January durable goods orders nosedive, the largest fall since October
The outlook for capacity utilization of the nation's manufacturing sector remains poor. U.S. durable goods orders plunged 5.2% in January, the U.S. Commerce Department announced Thursday.
Just as significant, durable goods orders have now fallen for six straight months -- the longest negative streak since record-keeping started for the stat in 1992. January's 5.2% decline was the largest since the 8.5% swoon in October 2008.
Economists surveyed by Bloomberg News had expected January durable goods orders to fall 2.5%. Durable goods orders decreased 3% in December 2008 and 4% n November 2008.
Excluding transportation, durable goods orders fell 2.5% in January. The ex-transportation statistic declined 5.5% in December 2008.
In January, orders fell in every category. Capital goods orders fell 5.4% following a 5.8% drop in December 2008. Defense goods fell 35.3%, motor vehicles declined 6.4%, electronics declined 5%, primary metals declined 4.6%, machinery dipped 2%, and fabricated metals dropped 1.1%.
Meanwhile, inventories of durable goods fell 0.8% -- the biggest inventory decline in more than five years.

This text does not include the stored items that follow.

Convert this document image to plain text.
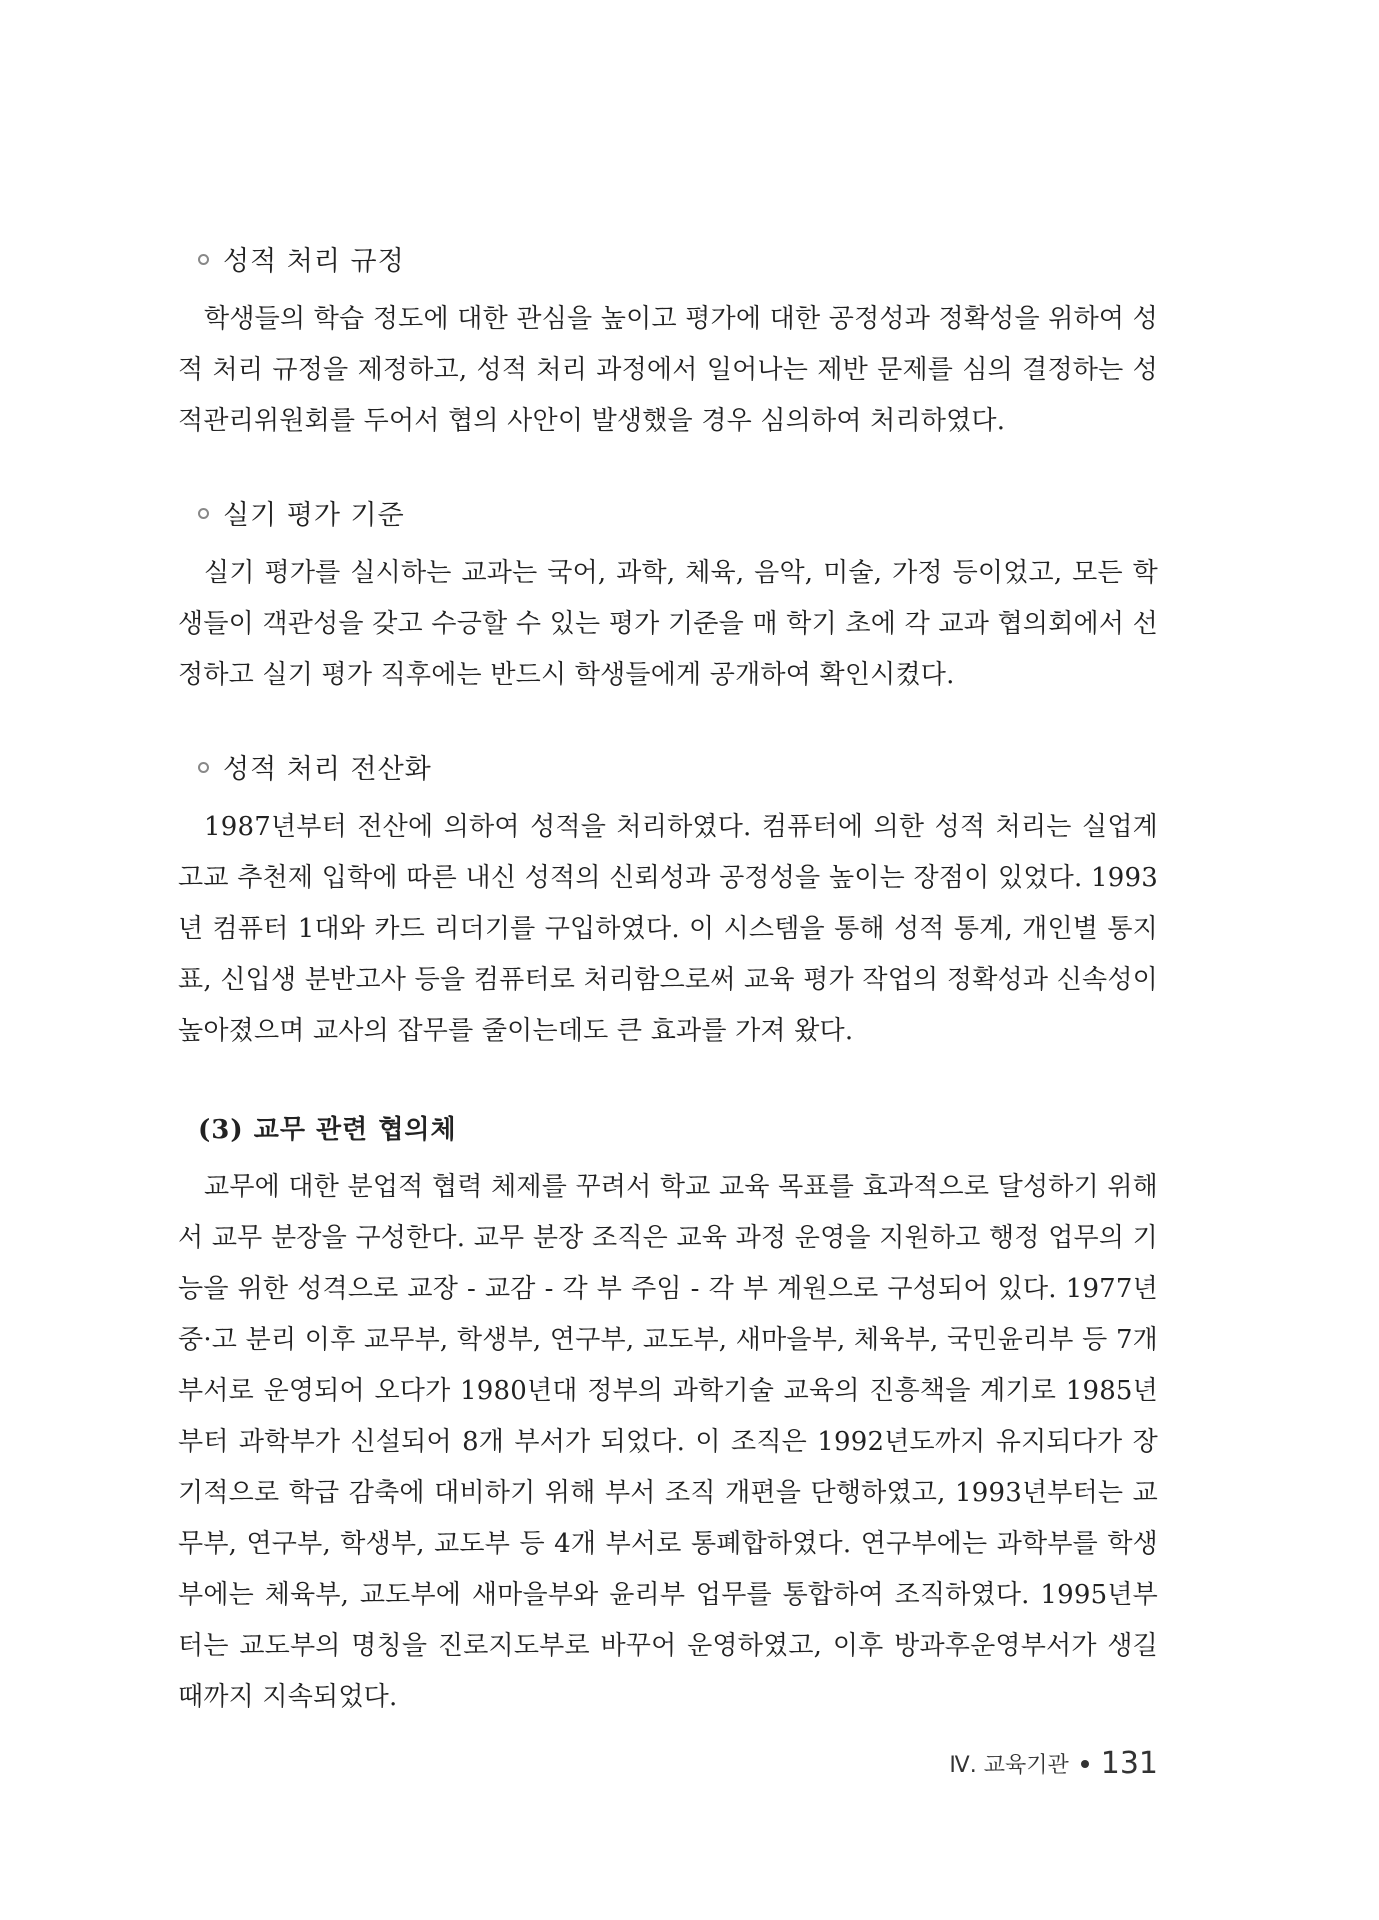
성적 처리 규정
학생들의 학습 정도에 대한 관심을 높이고 평가에 대한 공정성과 정확성을 위하여 성적 처리 규정을 제정하고, 성적 처리 과정에서 일어나는 제반 문제를 심의 결정하는 성적관리위원회를 두어서 협의 사안이 발생했을 경우 심의하여 처리하였다.
실기 평가 기준
실기 평가를 실시하는 교과는 국어, 과학, 체육, 음악, 미술, 가정 등이었고, 모든 학생들이 객관성을 갖고 수긍할 수 있는 평가 기준을 매 학기 초에 각 교과 협의회에서 선정하고 실기 평가 직후에는 반드시 학생들에게 공개하여 확인시켰다.
성적 처리 전산화
1987년부터 전산에 의하여 성적을 처리하였다. 컴퓨터에 의한 성적 처리는 실업계 고교 추천제 입학에 따른 내신 성적의 신뢰성과 공정성을 높이는 장점이 있었다. 1993년 컴퓨터 1대와 카드 리더기를 구입하였다. 이 시스템을 통해 성적 통계, 개인별 통지표, 신입생 분반고사 등을 컴퓨터로 처리함으로써 교육 평가 작업의 정확성과 신속성이 높아졌으며 교사의 잡무를 줄이는데도 큰 효과를 가져 왔다.
(3) 교무 관련 협의체
교무에 대한 분업적 협력 체제를 꾸려서 학교 교육 목표를 효과적으로 달성하기 위해서 교무 분장을 구성한다. 교무 분장 조직은 교육 과정 운영을 지원하고 행정 업무의 기능을 위한 성격으로 교장 - 교감 - 각 부 주임 - 각 부 계원으로 구성되어 있다. 1977년 중·고 분리 이후 교무부, 학생부, 연구부, 교도부, 새마을부, 체육부, 국민윤리부 등 7개 부서로 운영되어 오다가 1980년대 정부의 과학기술 교육의 진흥책을 계기로 1985년부터 과학부가 신설되어 8개 부서가 되었다. 이 조직은 1992년도까지 유지되다가 장기적으로 학급 감축에 대비하기 위해 부서 조직 개편을 단행하였고, 1993년부터는 교무부, 연구부, 학생부, 교도부 등 4개 부서로 통폐합하였다. 연구부에는 과학부를 학생부에는 체육부, 교도부에 새마을부와 윤리부 업무를 통합하여 조직하였다. 1995년부터는 교도부의 명칭을 진로지도부로 바꾸어 운영하였고, 이후 방과후운영부서가 생길 때까지 지속되었다.
Ⅳ. 교육기관 131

Durable goods orders are new orders by stores and businesses for immediate and future delivery of factory hard goods. These orders measure how busy factories are likely to be in the immediate months ahead for such items as refrigerators, washers and dryers, cars, computers, and industrial machinery.
Investors should follow the statistic because rising durable goods orders usually indicates that businesses are experiencing sustainable growth -- demand -- which usually translates into higher revenue for them and increased production in the manufacturing sector -- two bullish signs for U.S. stock market.
Economic Analysis: This is yet another difficult statistic from manufacturing. Further, investors should keep the anchoring words of the late, great Oppenheimer Chief Investment Strategist Michael Metz close by: "Friends, it is called the Dow Jones Industrial Average, not the Information Technology Average," Metz said often. It's possible for the stock market to rally without better signs from the manufacturing sector, but an enduring market rally cannot occur without a sustained expansion of the nation's productive capacity, including manufacturing. Or, in short, "As industry goes, so goes the United States and the stock market."
Bottom Line: Consumers, understandably, have scaled-back big-ticket purchases -- something we see during recessions -- and this is reflected in the durables goods order decline. Consumers don't want to purchase items that they might have trouble paying for and/or will have to take on extra debt for during a period of economic uncertainty and/or possible workforce downsizing. Hence, so long as job market news remains negative, don't look for an uptrend in big ticket purchases and durable goods orders.